Когда он осушил рюмку, я подобрал еще один камешек из его коллекции. Снова та же наклейка.

— Песчаник обломочный у тебя представлен богато, — сказал я. — Где ты его берешь?

— На улице, — невозмутимым тоном ответствовал Энрикес.

— На улице? — эхом повторил я.

— Да, мой друг! Его фамилия — «булыжник», а у себя дома, за городом, он зовется «окатыш». Он же — «мелкий валун». Я подбираю его, я его раскалываю, и он дает мне три самостоятельных образца песчаника обломочного. Я приношу его в кармане домой, к своей жене. Она ликует, мы счастливы. Вечером я сажусь и делаю ему наклейку, а моя жена, она садится и пишет про ацтеков. Ах, мой друг, нет сомнений, что геология — чудесная, пре-вос-ходная наука, но изучать жену, учиться ублажать ее — эта наука, поверь мне, куда прекраснее! Можешь поверить старому дядюшке Энри — он зря не скажет! В этом вопросе он бьет в самую точку и никогда не промахнется!

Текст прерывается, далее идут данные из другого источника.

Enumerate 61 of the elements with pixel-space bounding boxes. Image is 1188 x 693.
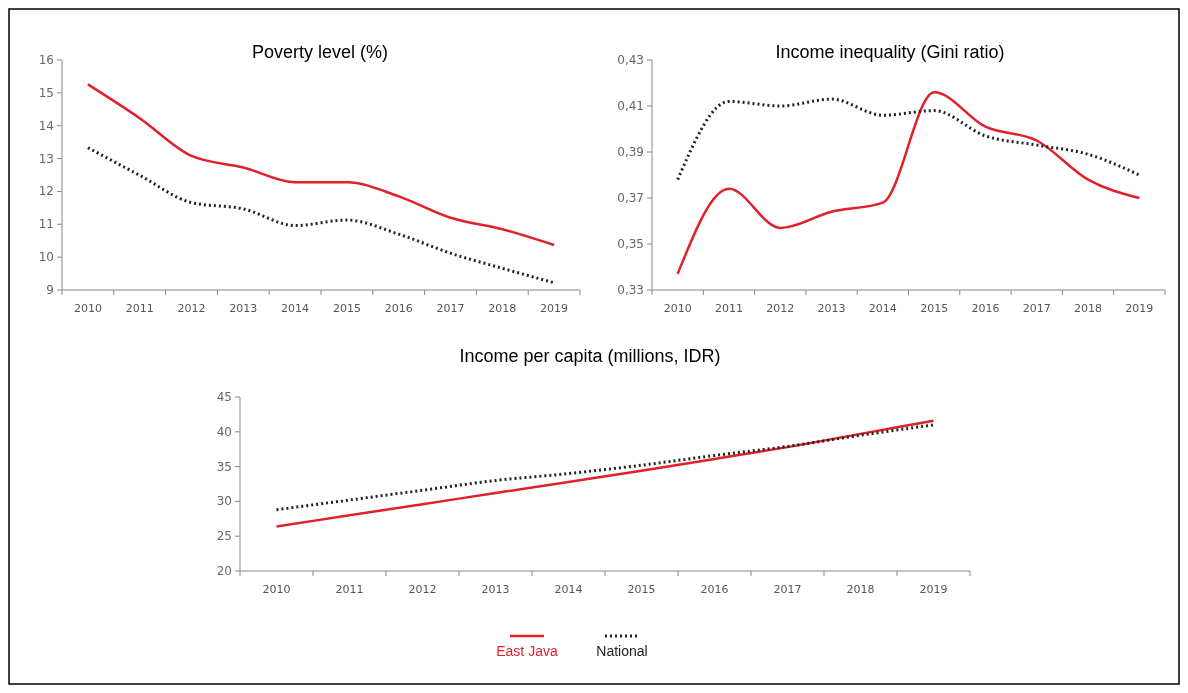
x-tick-label: 2017	[773, 583, 802, 596]
x-tick-label: 2015	[920, 302, 949, 315]
x-tick-label: 2011	[335, 583, 364, 596]
x-tick-label: 2012	[177, 302, 206, 315]
x-tick-label: 2013	[817, 302, 846, 315]
y-tick-label: 45	[216, 390, 232, 404]
x-tick-label: 2015	[627, 583, 656, 596]
y-tick-label: 0,37	[617, 191, 644, 205]
line-series	[86, 146, 556, 285]
x-tick-label: 2018	[1074, 302, 1103, 315]
y-tick-label: 0,39	[617, 145, 644, 159]
x-tick-label: 2013	[229, 302, 258, 315]
x-tick-label: 2014	[554, 583, 583, 596]
y-tick-label: 0,43	[617, 53, 644, 67]
x-tick-label: 2016	[700, 583, 729, 596]
x-tick-label: 2018	[488, 302, 517, 315]
y-tick-label: 16	[38, 53, 54, 67]
x-tick-label: 2017	[436, 302, 465, 315]
x-tick-label: 2012	[766, 302, 795, 315]
y-tick-label: 9	[46, 283, 54, 297]
line-series	[676, 97, 1141, 182]
x-tick-label: 2014	[868, 302, 897, 315]
y-tick-label: 14	[38, 118, 54, 133]
y-tick-label: 11	[38, 217, 54, 232]
y-tick-label: 40	[216, 424, 232, 439]
x-tick-label: 2010	[262, 583, 291, 596]
x-tick-label: 2016	[971, 302, 1000, 315]
y-tick-label: 0,33	[617, 283, 644, 297]
y-tick-label: 35	[216, 459, 232, 474]
line-series	[676, 90, 1141, 276]
x-tick-label: 2010	[663, 302, 692, 315]
x-tick-label: 2019	[540, 302, 569, 315]
x-tick-label: 2010	[73, 302, 102, 315]
chart-title: Income per capita (millions, IDR)	[459, 346, 721, 366]
x-tick-label: 2013	[481, 583, 510, 596]
x-tick-label: 2016	[384, 302, 413, 315]
y-tick-label: 13	[38, 151, 54, 166]
line-series	[275, 423, 935, 512]
x-tick-label: 2012	[408, 583, 437, 596]
y-tick-label: 25	[216, 529, 232, 544]
x-tick-label: 2019	[1125, 302, 1154, 315]
y-tick-label: 0,41	[617, 99, 644, 113]
y-tick-label: 12	[38, 184, 54, 199]
x-tick-label: 2018	[846, 583, 875, 596]
line-series	[86, 83, 556, 247]
x-tick-label: 2015	[332, 302, 361, 315]
line-series	[275, 419, 935, 528]
x-tick-label: 2019	[919, 583, 948, 596]
x-tick-label: 2011	[714, 302, 743, 315]
y-tick-label: 10	[38, 250, 54, 265]
y-tick-label: 30	[216, 494, 232, 509]
y-tick-label: 15	[38, 85, 54, 100]
chart-title: Income inequality (Gini ratio)	[775, 42, 1005, 62]
x-tick-label: 2014	[281, 302, 310, 315]
x-tick-label: 2011	[125, 302, 154, 315]
y-tick-label: 20	[216, 564, 232, 578]
legend-label: National	[596, 643, 648, 659]
x-tick-label: 2017	[1022, 302, 1051, 315]
legend-label: East Java	[496, 643, 558, 659]
chart-title: Poverty level (%)	[251, 42, 389, 62]
y-tick-label: 0,35	[617, 237, 644, 251]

— Да, но этот твой геолог, — быстро спросил я, — этот профессор Бригс — он-то что говорит, видя, как часто в твоих занятиях повторяется период песчаника обломочного?

— Он ничего не говорит. Ты понимаешь? Он ученый геолог, но он также в безмерном восхищении от моей жены. — Энрикес прервал свою речь, чтобы послать еще один воздушный поцелуй в сторону двери, и закурил сигару. — Геолог не желает омрачать своим друзьям счастливый вечер из-за таких мелочей. Он наклоняет голову набок — вот так, и он говорит: «Не мешало бы для разнообразия добавить известняка или гранита, на Монтгомери-стрит идет строительство». Я ловлю намек на лету, как слепая кобыла — взгляд хозяина. Я беру часть здания, которое возводит себя на Монтгомери-стрит. Я раскалываю ее, я приношу ее домой. Я опять сажусь у ног моей красавицы Юрении, и я делаю наклейку: «Известняк», «Гранит», — но я не прибавляю: «Осколок банка «Пэррот» — это не нужно для нашего счастья.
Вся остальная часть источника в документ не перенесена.